CUPE 3902 is organized into five bargaining units:
Unit 1: Student or post-doctoral fellow TAs, course instructors, invigilators, and Chief Presiding Officers. This is the largest unit with 7,000 people.
Unit 2: all persons employed by Victoria University on contracts of less than one-year as lecturers, demonstrators, tutors, markers, graders or teaching/laboratory assistants.
Unit 3: Sessional lecturers, music professionals, writing instructors, and sessional instruction assistants.
Unit 4: Course instructors, teaching assistants, writing instructors, and continuing education instructors at St. Michael's College.
In 1973, the University administration recommended a 6% salary increase for all academic staff except TAs. The Graduate Students' Union tried to get the University Administration to bargain with them, but the Administration refused. And so, on June 6, 1973 a group of 7 TAs met to form what became CUPE 3902. Together with a band of volunteers and with the financial support of the GSU, they organized to form a trade union, the first for student academic workers in Canada. Prior to certification, there were some 444 pay categories for TAs at the University of Toronto. Members could be fired without cause, and had no avenue for appeal. Hiring was, in many cases, an exercise in patronage. The drive for a Union first met with success at Victoria College. The TAs at Victoria were granted a certificate as Local One, Graduate Assistants' Association. Since the Arts Departments were transferred from the Colleges to the University in 1974, the Victoria unit ceased to have any employees. As a result a Collective Agreement was never entered into and representation rights lapsed. At the same time, the centre of energy shifted to the main U of T campus. Local Two, GAA, was certified in 1975 after a long legal battle and a certification vote.
Negotiations begin
The first collective agreement reduced the 444 pay categories to three. Hiring procedures were established and a grievance procedure was formulated to solve problems and to settle disputes and differences of opinion between TAs and course instructors and the Administration. The establishment of these norms respecting graduate student employment was a first in Canada.
However, the National Union had entered a financial and leadership crisis which resulted in merger discussions with CUPE. The local joined CUPE 1 January 1995 following a membership referendum authorizing the merger.
Expansion of the bargaining unit
Starting in 1997, the Union began to work with non-student instructional staff to join CUPE 3902. After two applications, and an extended process in front of the Ontario Labour Relations Board, sessionals finally certified in the summer of 2004 with nearly 90% in favour of joining. Just prior to the issuance of the sessionals' certificate, the Union worked with contract instructional staff at Victoria University, successfully certifying in the summer of 2004 with only 2 votes cast against the Union. Both of these units negotiated a first contract in 2004-2005. The sessionals' Agreement was ratified on 1 April 2005, and the Victoria Agreement was ratified on 4 May 2005. Contracts for both have been renegotiated once and are undergoing their next round of bargaining commencing the summer of 2009.
Strikes
CUPE 3902 has signed fifteen Collective Agreements for what is now Unit 1 with the U of T since it was organized. The local has engaged in four strikes since its formation. Each of these received coverage in local and national press.
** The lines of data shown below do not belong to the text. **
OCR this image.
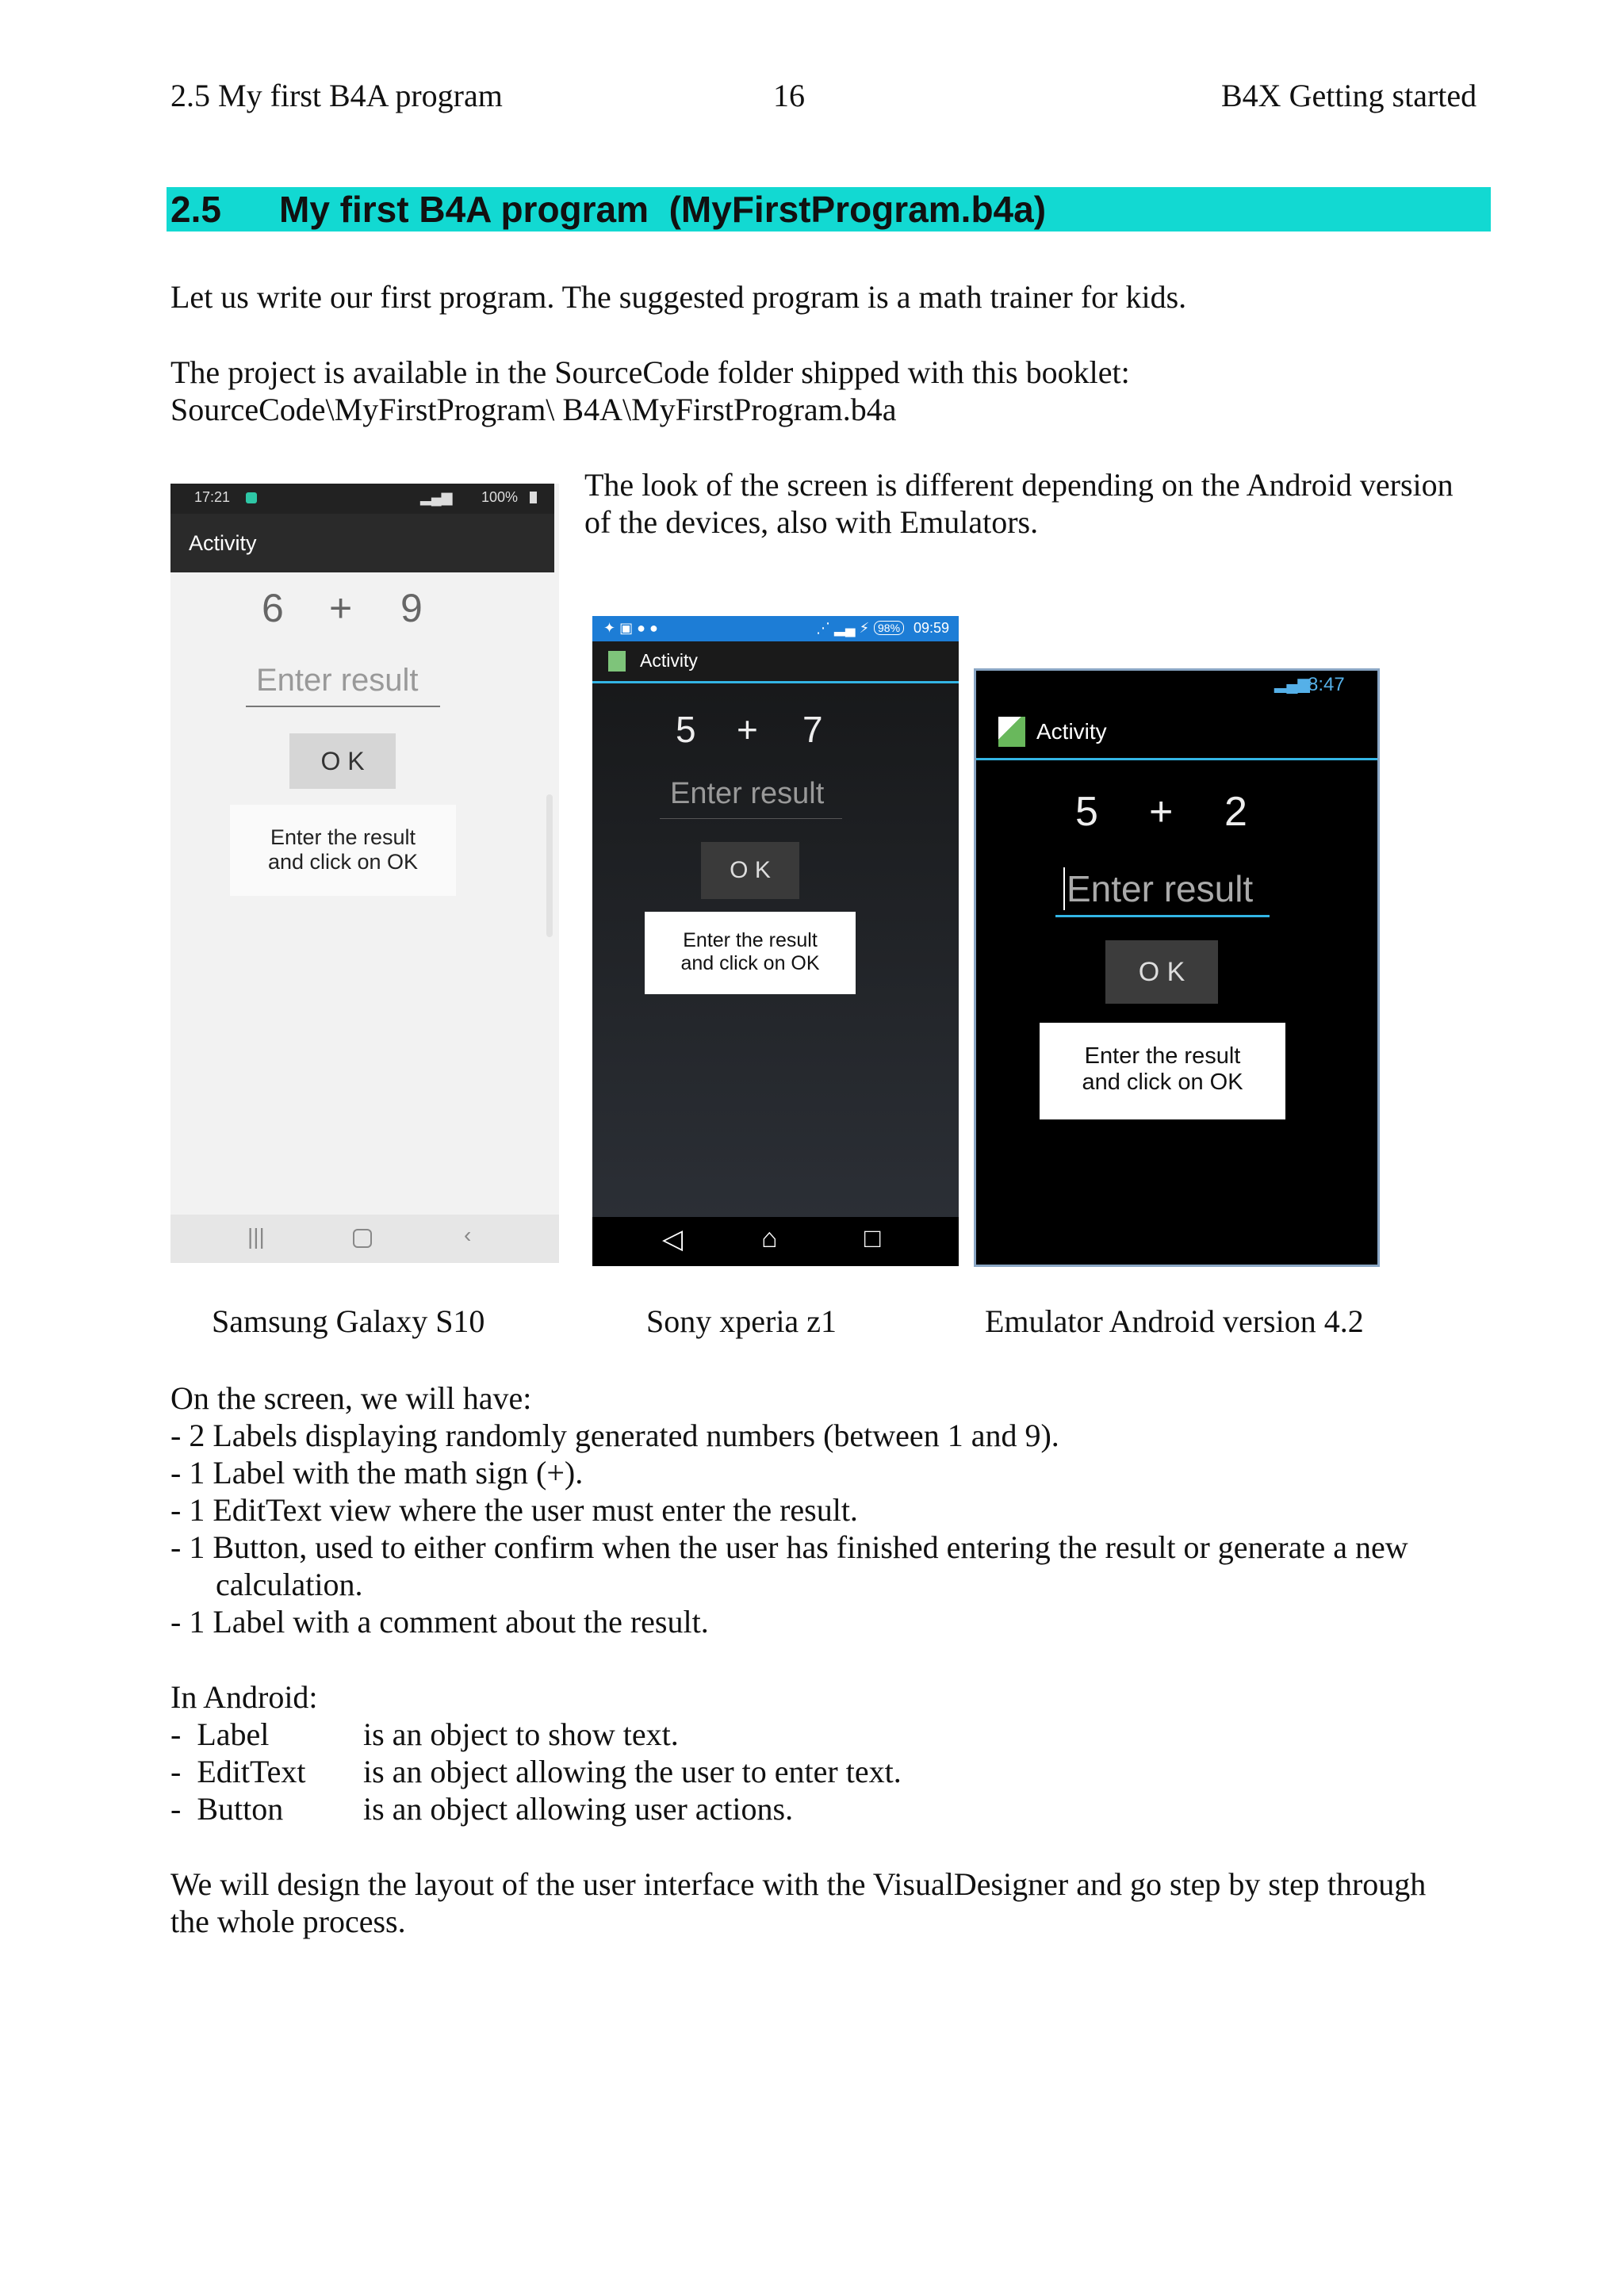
2.5 My first B4A program	16	B4X Getting started
2.5 My first B4A program  (MyFirstProgram.b4a)
Let us write our first program. The suggested program is a math trainer for kids.
The project is available in the SourceCode folder shipped with this booklet:
SourceCode\MyFirstProgram\ B4A\MyFirstProgram.b4a
The look of the screen is different depending on the Android version
of the devices, also with Emulators.
17:21	▂▄▆ 100%
Activity
6 + 9
Enter result
O K
Enter the result
and click on OK
|||	‹
✦ ▣ ● ●	⋰ ▂▄ ⚡ 98% 09:59
Activity
5 + 7
Enter result
O K
Enter the result
and click on OK
◁	⌂	□
▂▄▆
8:47
Activity
5 + 2
Enter result
O K
Enter the result
and click on OK
Samsung Galaxy S10	Sony xperia z1	Emulator Android version 4.2
On the screen, we will have:
- 2 Labels displaying randomly generated numbers (between 1 and 9).
- 1 Label with the math sign (+).
- 1 EditText view where the user must enter the result.
- 1 Button, used to either confirm when the user has finished entering the result or generate a new
calculation.
- 1 Label with a comment about the result.
In Android:
-  Label	is an object to show text.
-  EditText is an object allowing the user to enter text.
-  Button	is an object allowing user actions.
We will design the layout of the user interface with the VisualDesigner and go step by step through
the whole process.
In 1989 the local struck primarily over the issue of job security.
In 1991 the local struck over the issue of overwork - establishing industry-standard rules governing overwork. This was the first time the University of Toronto locked out its teaching staff.
In January 2000, the local engaged in a four-week strike/lockout centred on the issue of tuition fees. While the local was unable to achieve tuition fee waivers or reductions, the actions at the bargaining table and on the picket lines created the political momentum for the major changes that began in 2001. The post-4 fee reduction was a GSU proposal from many years ago. The TA strike improved what the University of Toronto was willing to put in place. As a result of the strike, the University of Toronto introduced the first guaranteed graduate funding in Canada, guaranteed in the Collective Agreement.
In 2015, members of Unit 1 went on strike for four weeks. Their demands centered on raising the minimum funding package and tuition relief for upper-year students in research-stream graduate programs who were outside of the funded cohort.
The mandated dues for all union members is 2.45% of their gross income from the university. As a union benefit, guaranteed gross annual salaries are $15,000 for research stream PhD students and $34,000 for postdoctoral fellows in 2018. Other minimum wages are on an hourly, or per course basis. For context, the estimated cost of living in Toronto is about $42,584 or about $55,500 before income taxes for renters who take public transit.